Open utterances-bot opened 3 years ago

utterances-bot commented 3 years ago

First of Array

This project is aimed at helping you better understand how the type system works, writing your own utilities, or just having fun with the challenges.

https://ghaiklor.github.io/type-challenges-solutions/en/easy-first.html

dvlden commented 3 years ago

I was struggling to understand what does T extends [] refer to, so I asked on Type Challenge - Discord channel and I got pretty clear response.

Basically it extends empty array, if you try to set T extends unknown[] it fails, because it means that inside the array, we expect unknown items.

Here's my solution to avoid any[] and to clarify T extends []:

type First<T extends Array<unknown>> = T extends Array<never> ? never : T[0];

likui628 commented 2 years ago

another solution:

type First<T extends any[]> = T extends [infer F, ...infer _] ? F : never

anhuiliujun commented 2 years ago

yet another solution:

type First<T extends any[]> = T['length'] extends 0 ? never : T[0]

AurelienWebnation commented 1 year ago

I was struggling to understand what does T extends [] refer to, so I asked on Type Challenge - Discord channel and I got pretty clear response.

Basically it extends empty array, if you try to set T extends unknown[] it fails, because it means that inside the array, we expect unknown items.

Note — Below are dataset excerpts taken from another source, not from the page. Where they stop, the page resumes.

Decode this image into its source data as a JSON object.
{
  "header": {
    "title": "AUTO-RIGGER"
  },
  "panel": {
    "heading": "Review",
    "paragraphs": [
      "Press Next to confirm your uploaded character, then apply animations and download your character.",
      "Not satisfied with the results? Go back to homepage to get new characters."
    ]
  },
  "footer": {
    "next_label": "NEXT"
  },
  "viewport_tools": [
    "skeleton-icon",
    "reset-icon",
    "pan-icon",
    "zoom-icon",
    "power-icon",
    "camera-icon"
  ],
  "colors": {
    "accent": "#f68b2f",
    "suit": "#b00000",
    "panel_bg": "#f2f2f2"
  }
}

Here's my solution to avoid any[] and to clarify T extends []:
type First<T extends Array<unknown>> = T extends Array<never> ? never : T[0];

@dvlden I prefer this approach personnaly instead of using Array<> generic type!

type First<T extends unknown[]> = T extends [] ? never : T[0];

But I don't understand why you want to use unknown instead of any? In this case, I think using any is not a mistake, because we accept any type into our array, explicitly.

LeeManh commented 1 year ago

Solution use 'infer' :

type First<T extends any[]> = T extends [infer F, ...any[]] ? F : nerver

AurelienWebnation commented 1 year ago

Solution use 'infer' :

type First<T extends any[]> = T extends [infer F, ...any[]] ? F : nerver

@LeeManh Solution already provided by @likui628.

gish commented 9 months ago

This seems to work as well

type First<A> = A extends [infer T, ...any[]] ? T : never;